5 Tips for Public Speaking

Getting up on stage can be a terrifying experience for somebody who has little or no experience public speaking, however it doesn’t have to be.

If you are looking to increase your influence as a Leader, developing your public speaking skills is critical. Here are 5 tips that I’ve put together from over a decade of speaking to groups large and small, to help develop or improve your public speaking skills.

1. Consider your audience

As you can imagine, speaking to high school students vs. baby boomers requires using different vocabulary and vernacular to effectively communicate with them in a way that they will understand your message best.

If you are travelling for a speaking engagement, are there different social cues or taboos to include or eliminate?

2. Prepare your message

A simple way to begin your speech is start with the acronym, KDF. Know, Do, Feel. What do you want your audience to know? What do you want them to do? How do you want them to feel?

Using KDF allows you to not only deliver a message, but also create a call to action while inspiring your audience by creating an emotion so they ‘buy-in’ to both you as a speaker and the topic you’re speaking about.

3. Practice, practice, practice

You don’t need any notes on stage when you’ve spent time practicing your bullet points and through-line. Practice = confidence.

4. Pretend like you’re talking to ONE person

If you’re on a stage with bright lights, you probably can’t see anybody in the audience – so how do you create a connection?

Think about who in your life needs that message. If you can mentally envision one person (although you’re in front of 10, 100 or 1000+ people) your message will be delivered more authentically.

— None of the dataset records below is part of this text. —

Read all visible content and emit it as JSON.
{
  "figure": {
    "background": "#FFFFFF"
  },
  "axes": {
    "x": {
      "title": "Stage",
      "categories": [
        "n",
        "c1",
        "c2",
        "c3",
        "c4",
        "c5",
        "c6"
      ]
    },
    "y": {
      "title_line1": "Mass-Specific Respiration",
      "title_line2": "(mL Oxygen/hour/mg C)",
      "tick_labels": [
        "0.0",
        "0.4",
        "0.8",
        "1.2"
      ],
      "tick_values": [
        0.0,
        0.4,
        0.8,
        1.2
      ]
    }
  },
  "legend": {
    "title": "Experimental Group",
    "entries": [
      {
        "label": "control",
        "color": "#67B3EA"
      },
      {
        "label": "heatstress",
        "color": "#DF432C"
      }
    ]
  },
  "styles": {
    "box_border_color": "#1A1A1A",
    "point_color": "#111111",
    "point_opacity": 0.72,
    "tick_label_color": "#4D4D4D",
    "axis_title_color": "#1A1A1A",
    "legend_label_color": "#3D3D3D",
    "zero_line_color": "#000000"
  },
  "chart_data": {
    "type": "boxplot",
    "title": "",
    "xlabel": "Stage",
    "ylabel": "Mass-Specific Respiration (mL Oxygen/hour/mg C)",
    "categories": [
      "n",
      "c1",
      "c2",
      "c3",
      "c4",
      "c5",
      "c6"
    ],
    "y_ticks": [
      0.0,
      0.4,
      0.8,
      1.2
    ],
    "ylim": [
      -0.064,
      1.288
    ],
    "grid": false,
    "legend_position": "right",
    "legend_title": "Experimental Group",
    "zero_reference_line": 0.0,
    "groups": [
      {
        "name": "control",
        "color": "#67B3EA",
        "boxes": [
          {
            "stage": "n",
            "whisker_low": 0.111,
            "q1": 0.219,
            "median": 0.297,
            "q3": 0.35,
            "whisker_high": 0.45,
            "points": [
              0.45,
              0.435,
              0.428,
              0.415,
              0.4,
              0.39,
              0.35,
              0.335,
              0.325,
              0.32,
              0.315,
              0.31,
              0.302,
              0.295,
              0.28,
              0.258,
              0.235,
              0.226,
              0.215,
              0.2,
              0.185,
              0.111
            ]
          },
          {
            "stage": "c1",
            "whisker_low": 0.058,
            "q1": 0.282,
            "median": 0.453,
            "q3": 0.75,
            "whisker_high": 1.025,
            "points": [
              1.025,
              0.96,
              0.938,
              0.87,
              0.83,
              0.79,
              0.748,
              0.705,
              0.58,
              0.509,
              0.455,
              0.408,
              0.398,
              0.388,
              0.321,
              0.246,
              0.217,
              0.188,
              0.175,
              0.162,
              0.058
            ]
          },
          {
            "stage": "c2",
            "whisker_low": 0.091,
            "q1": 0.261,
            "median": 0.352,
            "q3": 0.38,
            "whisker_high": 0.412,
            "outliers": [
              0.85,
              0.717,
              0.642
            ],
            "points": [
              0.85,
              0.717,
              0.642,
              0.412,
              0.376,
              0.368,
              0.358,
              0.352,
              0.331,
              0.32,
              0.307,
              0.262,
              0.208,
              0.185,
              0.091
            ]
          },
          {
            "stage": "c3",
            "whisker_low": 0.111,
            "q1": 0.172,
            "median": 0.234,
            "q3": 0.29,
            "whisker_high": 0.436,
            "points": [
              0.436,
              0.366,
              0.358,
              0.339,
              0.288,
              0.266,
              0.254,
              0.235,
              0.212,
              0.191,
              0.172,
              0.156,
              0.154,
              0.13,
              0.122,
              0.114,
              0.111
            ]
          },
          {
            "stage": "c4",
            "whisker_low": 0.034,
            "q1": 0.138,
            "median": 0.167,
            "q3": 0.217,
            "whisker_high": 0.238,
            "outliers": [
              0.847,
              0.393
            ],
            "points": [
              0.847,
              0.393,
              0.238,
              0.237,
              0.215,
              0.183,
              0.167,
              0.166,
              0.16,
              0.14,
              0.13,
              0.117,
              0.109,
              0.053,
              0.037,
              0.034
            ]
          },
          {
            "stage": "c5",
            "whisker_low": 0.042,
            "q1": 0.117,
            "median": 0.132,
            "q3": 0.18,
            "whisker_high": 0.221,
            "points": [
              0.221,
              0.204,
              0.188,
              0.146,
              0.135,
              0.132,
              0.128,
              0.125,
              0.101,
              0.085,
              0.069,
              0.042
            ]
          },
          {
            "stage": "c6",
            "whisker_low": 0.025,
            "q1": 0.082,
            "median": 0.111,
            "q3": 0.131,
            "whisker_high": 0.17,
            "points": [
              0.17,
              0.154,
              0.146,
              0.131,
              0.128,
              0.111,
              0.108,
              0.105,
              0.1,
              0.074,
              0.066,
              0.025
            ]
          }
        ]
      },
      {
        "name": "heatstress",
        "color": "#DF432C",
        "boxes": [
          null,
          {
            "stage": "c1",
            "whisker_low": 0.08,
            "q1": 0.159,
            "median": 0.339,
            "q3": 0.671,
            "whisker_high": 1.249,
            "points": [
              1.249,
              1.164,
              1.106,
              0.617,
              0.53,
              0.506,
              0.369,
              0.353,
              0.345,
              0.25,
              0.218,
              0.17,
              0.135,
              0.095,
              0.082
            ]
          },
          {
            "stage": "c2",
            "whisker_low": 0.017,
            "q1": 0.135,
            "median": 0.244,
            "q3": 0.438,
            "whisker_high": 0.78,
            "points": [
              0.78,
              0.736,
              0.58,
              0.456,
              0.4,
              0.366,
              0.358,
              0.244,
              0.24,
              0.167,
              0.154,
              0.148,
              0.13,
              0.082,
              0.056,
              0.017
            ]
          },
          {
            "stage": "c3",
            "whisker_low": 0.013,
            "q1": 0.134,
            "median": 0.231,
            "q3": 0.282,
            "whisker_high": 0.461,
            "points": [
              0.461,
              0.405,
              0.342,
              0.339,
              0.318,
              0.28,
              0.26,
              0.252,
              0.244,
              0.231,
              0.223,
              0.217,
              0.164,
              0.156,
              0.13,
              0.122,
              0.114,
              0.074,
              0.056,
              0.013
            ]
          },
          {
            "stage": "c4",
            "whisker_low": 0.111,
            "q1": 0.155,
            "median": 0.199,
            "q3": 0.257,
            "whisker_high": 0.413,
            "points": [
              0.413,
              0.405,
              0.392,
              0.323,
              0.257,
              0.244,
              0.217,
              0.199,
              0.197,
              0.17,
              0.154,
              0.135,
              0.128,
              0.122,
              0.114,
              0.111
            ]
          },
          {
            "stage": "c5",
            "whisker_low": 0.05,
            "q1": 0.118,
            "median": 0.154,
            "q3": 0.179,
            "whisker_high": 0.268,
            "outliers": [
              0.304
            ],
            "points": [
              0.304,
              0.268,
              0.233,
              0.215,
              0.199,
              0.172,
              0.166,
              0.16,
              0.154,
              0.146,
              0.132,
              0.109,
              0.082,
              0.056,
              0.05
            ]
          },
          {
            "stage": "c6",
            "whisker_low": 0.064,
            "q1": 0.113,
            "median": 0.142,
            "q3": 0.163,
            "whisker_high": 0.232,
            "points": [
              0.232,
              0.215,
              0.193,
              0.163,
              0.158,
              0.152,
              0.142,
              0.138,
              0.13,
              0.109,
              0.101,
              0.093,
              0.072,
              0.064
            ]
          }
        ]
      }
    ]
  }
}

5. Record your speech and get feedback

The most important, and hardest, thing to do is to go back and listen and watch your speech. No matter how uncomfortable it is to watch yourself, its valuable to see your body language, timing, voice projection etc.

Next, ask for candid feedback. Spot check your work, and ask: What’s the message I was trying to deliver? What do you think I was trying to get people to do? What was I trying to get people to feel? If they offer answers that were way off, then it’s a good opportunity to adjust your next speaking opportunity

Every opportunity to speak is an opportunity to get better. Good luck!